Fibronit, aperta nuova indagine per le morti avvenute dopo il 2009

Un altro processo per le vittime dell’amianto. È quello che sta preparando la procura di Pavia, mettendo insieme le richieste di giustizia dei famigliari di 479 persone decedute per patologie legate alle lavorazioni della Fibronit negli ultimi 10 anni. Da questo dato, come accaduto nel primo processo arrivato ormai al secondo grado di giudizio con le condanne di due ex amministratori per omicidio colposo plurimo, i giudici dovranno valutare ed eventualmente scremare un numero di casi in cui il nesso tra le attività della Fibronit e la malattia mortale non sia del tutto evidente.
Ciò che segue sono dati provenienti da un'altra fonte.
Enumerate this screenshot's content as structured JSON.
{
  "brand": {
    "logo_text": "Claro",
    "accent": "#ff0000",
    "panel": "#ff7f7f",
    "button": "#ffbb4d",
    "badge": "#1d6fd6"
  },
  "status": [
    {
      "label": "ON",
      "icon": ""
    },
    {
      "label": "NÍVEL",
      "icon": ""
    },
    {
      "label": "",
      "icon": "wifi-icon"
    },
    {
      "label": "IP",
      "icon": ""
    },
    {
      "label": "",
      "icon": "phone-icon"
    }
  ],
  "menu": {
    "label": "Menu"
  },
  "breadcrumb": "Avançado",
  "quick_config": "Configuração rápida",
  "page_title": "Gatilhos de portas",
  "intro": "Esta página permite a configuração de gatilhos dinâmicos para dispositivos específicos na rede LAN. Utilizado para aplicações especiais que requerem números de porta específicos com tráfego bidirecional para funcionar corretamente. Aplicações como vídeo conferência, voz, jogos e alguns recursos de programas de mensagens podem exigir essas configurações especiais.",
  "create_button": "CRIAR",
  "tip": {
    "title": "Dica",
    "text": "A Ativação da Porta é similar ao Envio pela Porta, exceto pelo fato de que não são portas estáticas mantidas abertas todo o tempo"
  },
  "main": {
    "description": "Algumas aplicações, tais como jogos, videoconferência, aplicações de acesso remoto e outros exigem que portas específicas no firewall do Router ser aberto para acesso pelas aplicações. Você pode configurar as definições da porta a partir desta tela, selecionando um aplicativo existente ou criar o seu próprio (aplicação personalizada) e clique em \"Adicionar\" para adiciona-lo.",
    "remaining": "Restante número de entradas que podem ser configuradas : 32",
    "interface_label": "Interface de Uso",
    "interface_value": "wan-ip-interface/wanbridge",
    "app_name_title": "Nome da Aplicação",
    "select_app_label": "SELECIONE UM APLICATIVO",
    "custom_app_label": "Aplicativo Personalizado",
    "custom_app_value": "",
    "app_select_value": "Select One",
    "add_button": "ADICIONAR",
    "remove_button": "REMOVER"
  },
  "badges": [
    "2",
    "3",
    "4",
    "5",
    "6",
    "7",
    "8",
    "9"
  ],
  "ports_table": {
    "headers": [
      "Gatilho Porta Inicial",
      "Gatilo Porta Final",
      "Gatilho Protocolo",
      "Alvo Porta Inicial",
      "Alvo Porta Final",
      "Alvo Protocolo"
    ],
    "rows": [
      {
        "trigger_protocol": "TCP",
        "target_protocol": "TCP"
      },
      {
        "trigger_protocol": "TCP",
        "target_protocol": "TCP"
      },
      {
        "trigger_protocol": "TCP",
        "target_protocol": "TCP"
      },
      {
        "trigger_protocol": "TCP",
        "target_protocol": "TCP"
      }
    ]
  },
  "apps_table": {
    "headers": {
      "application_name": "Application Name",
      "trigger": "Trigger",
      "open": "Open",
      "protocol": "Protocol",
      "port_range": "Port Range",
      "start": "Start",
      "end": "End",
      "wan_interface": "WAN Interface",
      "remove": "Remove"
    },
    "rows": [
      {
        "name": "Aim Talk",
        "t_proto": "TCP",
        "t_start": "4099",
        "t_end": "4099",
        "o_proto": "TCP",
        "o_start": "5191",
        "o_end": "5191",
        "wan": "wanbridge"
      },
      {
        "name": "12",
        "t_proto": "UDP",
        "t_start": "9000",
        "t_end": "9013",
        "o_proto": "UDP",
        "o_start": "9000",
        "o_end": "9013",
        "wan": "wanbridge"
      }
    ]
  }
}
Ricordiamo infatti che l’amianto era un materiale ampiamente utilizzato in molti settori industriali e civili. Dei dieci imputati all’inizio del primo processo, 3 sono morti, 2 sono stati ritenuti incapaci di sostenere il processo per problemi di salute, 1 è stato assolto 2 sono sono stati condannati con il rito abbrevviato, 2 tra cui l’ex amministratore delegato della Fibronit sono stati condannati a circa 3 anni di carcere anche in secondo grado di giudizio. L’accusa di disastro ambientale, come accaduto nel processo per le vittime della Eternit di Casale Monferrato, è caduta, ma, almeno per i due condannati (anche se manca ancora un eventuale ricorso in Cassazione) è rimasta in piedi quella di omicidio. Almeno per 27 delle persone decedute tra il 2005 e il 2009.